腹黒弁護士に囚われて、迫られて。ー輝かしいシンボルタワーで寵愛されていますー


「戻りましたーって、暖!」


 事務所に戻ると、暖が机の上に顔を付けてうなだれていた。


「……真島は?」

 なんだかんだ真島くんにここを出て行かれたことがショックだったようだ。

「話し合いはできたけど……辞めるって」

「そうか……ああー、くそ。もうすぐだってのにー」


 暖は悔しそうに頭を両手で掻いて、気持ちを露にしている。法で紛らわそうとしていた先程とは大違いだ。


「もうすぐって?」

「パラリーガル、真島の負担を軽くしたくて、新たに一人採用したんだよ。

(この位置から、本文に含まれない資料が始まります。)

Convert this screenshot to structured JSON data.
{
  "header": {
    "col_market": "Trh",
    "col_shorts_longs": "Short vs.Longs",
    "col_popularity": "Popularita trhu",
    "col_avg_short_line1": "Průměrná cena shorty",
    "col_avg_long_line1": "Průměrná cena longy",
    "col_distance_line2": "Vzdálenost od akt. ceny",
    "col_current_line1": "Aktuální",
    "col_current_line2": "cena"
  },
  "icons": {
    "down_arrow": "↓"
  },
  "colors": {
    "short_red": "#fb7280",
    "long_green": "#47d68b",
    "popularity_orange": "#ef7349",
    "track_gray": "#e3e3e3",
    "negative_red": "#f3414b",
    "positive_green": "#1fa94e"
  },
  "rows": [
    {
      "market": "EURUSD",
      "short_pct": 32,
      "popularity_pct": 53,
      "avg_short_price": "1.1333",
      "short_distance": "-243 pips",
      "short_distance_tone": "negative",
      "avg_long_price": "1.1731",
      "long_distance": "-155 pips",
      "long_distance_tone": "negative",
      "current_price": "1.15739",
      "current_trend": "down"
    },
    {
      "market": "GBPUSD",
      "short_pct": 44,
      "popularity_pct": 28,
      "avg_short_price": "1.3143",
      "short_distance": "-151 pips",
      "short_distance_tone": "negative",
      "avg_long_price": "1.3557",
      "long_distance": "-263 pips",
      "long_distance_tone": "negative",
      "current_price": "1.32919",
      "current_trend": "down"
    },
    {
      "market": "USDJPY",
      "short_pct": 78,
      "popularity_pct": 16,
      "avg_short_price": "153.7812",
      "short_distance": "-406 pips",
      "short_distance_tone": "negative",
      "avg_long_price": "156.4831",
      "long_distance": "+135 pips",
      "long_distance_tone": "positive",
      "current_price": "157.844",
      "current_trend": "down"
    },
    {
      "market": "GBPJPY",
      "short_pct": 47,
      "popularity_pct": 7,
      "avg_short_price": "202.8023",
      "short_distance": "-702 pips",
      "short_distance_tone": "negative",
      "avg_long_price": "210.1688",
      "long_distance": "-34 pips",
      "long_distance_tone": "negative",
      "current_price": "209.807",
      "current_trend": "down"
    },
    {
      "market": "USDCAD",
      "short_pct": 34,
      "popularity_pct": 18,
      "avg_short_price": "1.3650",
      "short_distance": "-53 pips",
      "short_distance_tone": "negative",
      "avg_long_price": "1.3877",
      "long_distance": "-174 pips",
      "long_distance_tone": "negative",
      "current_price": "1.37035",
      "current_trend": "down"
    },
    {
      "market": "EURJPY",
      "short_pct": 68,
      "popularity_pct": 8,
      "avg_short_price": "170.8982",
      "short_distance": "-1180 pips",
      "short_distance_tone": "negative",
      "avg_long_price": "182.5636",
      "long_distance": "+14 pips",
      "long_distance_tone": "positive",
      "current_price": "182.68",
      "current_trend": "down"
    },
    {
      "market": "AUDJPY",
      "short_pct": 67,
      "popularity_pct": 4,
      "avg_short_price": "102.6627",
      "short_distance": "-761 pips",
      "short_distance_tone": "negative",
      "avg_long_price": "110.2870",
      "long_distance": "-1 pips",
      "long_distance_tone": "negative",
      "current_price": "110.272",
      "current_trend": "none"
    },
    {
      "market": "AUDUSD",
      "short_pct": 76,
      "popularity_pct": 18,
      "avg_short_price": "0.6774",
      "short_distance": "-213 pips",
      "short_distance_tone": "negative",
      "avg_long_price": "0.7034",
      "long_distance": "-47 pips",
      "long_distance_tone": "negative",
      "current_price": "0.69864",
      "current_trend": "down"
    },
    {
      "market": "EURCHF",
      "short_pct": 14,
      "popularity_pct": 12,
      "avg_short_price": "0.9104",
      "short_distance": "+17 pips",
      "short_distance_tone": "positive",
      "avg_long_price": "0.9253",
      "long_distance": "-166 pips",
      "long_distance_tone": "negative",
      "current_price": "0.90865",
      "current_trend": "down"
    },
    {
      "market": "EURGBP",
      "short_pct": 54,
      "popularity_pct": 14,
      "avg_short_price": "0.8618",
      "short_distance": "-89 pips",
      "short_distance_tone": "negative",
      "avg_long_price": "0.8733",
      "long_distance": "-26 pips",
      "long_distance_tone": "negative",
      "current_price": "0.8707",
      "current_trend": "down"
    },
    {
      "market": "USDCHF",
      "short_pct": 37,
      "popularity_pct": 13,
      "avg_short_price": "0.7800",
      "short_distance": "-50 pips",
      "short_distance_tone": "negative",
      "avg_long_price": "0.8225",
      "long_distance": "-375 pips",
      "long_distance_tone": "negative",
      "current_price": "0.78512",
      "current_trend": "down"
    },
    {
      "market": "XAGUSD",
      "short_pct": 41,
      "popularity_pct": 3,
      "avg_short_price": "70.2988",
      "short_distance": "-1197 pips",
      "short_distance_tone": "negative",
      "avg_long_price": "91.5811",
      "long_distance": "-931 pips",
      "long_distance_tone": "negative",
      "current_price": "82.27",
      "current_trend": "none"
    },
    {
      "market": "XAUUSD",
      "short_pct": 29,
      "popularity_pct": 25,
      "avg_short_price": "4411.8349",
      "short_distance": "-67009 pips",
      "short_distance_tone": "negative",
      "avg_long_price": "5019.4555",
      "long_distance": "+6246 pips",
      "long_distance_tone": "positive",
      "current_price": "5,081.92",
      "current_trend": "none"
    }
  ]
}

すぐは、あっちの仕事の引き継ぎがあるからってことで、来月から来てくれる予定だったんだけど、まさかこんなことになるとは思わねぇって」


 後悔しながらスマホの画面を見つめる。


「……真島くんに、連絡する?」

「ああ、そうだな……」


 ぶつぶつ言いながらも、スマホに目を向けた暖は真島くんに電話をし始めた。


「……おい、アイツ俺の電話着信拒否してる」

「え……!? 私も掛けてみるね」


 私の番号も着信拒否されていた。


「……わ、私のも着信拒否されてる」

「真島の野郎! 泣いて縋ってきても知らねぇからな」

「でも、真島くん暖をもっと支えたかったらしく、他の事務所でスキルアップしてくるって言ってたから」

「じゃあ着拒すんじゃねぇ! いっつも行動が突然すぎんだよ」


 文句を垂れながらも、「暖を支えるためにスキルアップ」この言葉を聞いた暖はどことなく嬉しそうにしていた。